– Интересно, почему именно сегодня вы подняли этот вопрос?
– Вчера я был поставлен перед необходимостью решить: буду ли я дальше старшим офицером или должен уйти.
– Ну давайте, Николай Петрович, договаривайте всё. Я даю вам слово, что ваши сообщения разглашены не будут. А свободу действий, простите, должен оставить за собой.
– Разумеется, Александр Иванович. Так вот… Вчера у меня были Крашенинников и Хрептович. Сообщили, что готовят захват «Адмирала Завойко». Заверили, что вам лично никакая опасность не угрожает. И просили меня остаться у них старшим офицером.

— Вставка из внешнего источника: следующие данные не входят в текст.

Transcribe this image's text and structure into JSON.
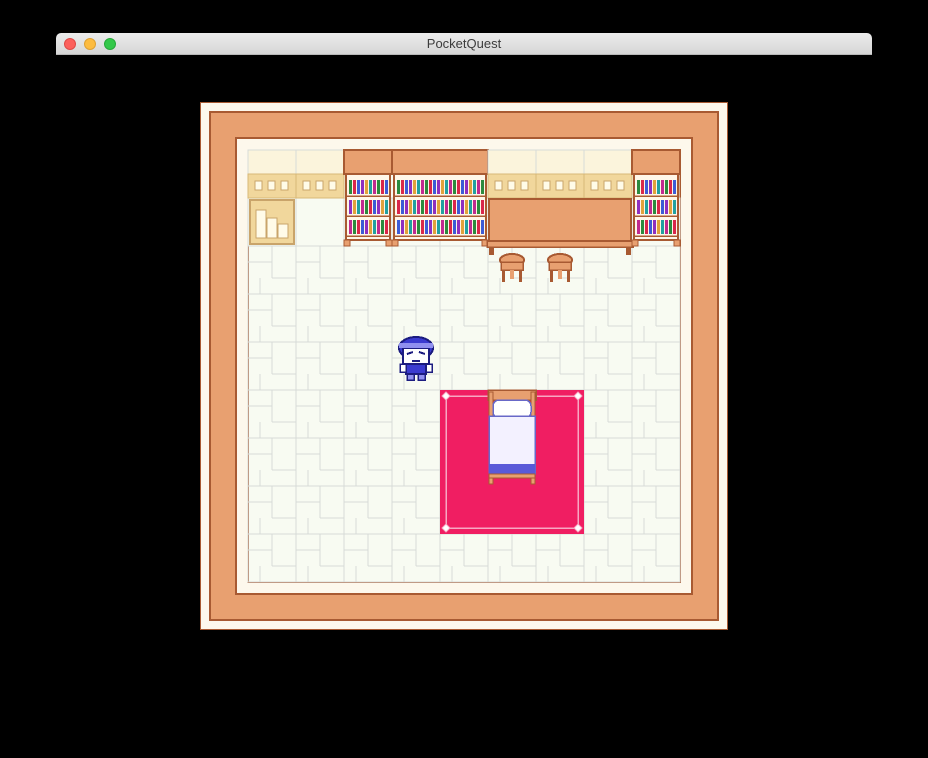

Клюсс слушал с интересом, в глазах его играла смешинка.
– А вы?
– Я их спросил, как они думают это осуществить: силой или дипломатическим путем, через консульский корпус. Они отвечали, что иностранцы вмешиваться не хотят. Захват силой, при благожелательном нейтралитете речной полиции, а после этого всё будет юридически оформлено. У них есть приказ командующего Сибирской флотилией о назначении Хрептовича и письмо к Гроссе, подписанное главой Приамурского правительства. Я их читал. По‑моему, очень веские документы.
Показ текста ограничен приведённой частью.